Dept. of No Comment
Mar 6th, 2008 at 11:36 am by Susie
CAYMAN ISLANDS - Kellogg Brown & Root, the nation’s top Iraq war contractor and until last year a subsidiary of Halliburton Corp., has avoided paying hundreds of millions of dollars in federal Medicare and Social Security taxes by hiring workers through shell companies based in this tropical tax haven.
More than 21,000 people working for KBR in Iraq - including about 10,500 Americans - are listed as employees of two companies that exist in a computer file on the fourth floor of a building on a palm-studded boulevard here in the Caribbean. Neither company has an office or phone number in the Cayman Islands.
The Defense Department has known since at least 2004 that KBR was avoiding taxes by declaring its American workers as employees of Cayman Islands shell companies, and officials said the move allowed KBR to perform the work more cheaply, saving Defense dollars.

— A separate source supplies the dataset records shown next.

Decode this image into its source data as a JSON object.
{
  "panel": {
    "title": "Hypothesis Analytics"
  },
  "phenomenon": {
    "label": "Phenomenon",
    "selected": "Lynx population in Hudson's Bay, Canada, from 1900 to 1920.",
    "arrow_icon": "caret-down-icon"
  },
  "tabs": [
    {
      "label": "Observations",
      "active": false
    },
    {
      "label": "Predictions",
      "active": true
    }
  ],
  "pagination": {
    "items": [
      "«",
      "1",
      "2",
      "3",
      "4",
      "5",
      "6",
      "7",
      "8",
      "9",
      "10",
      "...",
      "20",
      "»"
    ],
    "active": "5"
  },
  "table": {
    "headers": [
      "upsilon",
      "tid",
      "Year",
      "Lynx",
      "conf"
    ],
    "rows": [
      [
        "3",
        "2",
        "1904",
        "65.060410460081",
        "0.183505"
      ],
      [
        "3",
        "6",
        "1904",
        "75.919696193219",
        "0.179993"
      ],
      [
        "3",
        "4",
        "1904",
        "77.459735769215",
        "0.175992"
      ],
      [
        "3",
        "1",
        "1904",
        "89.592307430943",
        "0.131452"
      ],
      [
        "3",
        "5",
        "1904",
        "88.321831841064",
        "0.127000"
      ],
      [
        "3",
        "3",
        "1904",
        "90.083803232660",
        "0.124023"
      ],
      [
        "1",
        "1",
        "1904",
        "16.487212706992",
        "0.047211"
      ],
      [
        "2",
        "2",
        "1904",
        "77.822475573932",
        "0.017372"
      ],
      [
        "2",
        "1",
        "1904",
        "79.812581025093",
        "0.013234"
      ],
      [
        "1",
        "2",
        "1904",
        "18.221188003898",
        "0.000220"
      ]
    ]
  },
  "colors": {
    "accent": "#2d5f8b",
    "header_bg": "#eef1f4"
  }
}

I will admit that it is wrong that any company doing business with the government should not be a company based in and paying taxes in this country. That said I think this speaks to the need for real changes in the tax structure in the country, no more revisions and tweaks to the tax code. That doesn’t work and has just created more of a mess it’s time to throw out the tax code and start from scratch. Which would give the chance to have a fair and simple tax code without all the loopholes and special interest exceptions that exist today and only get worse with each revision.
nice catch suzie!
If they want to go offshore to avoid taxes, fine. Let them go.
They can leave behind their US citizenship, all of their US government (and other government) contracts, and any other benefits or privileges they get from living here, and get the f*@$ out.
Don’t let the door hit in the ass on the way out.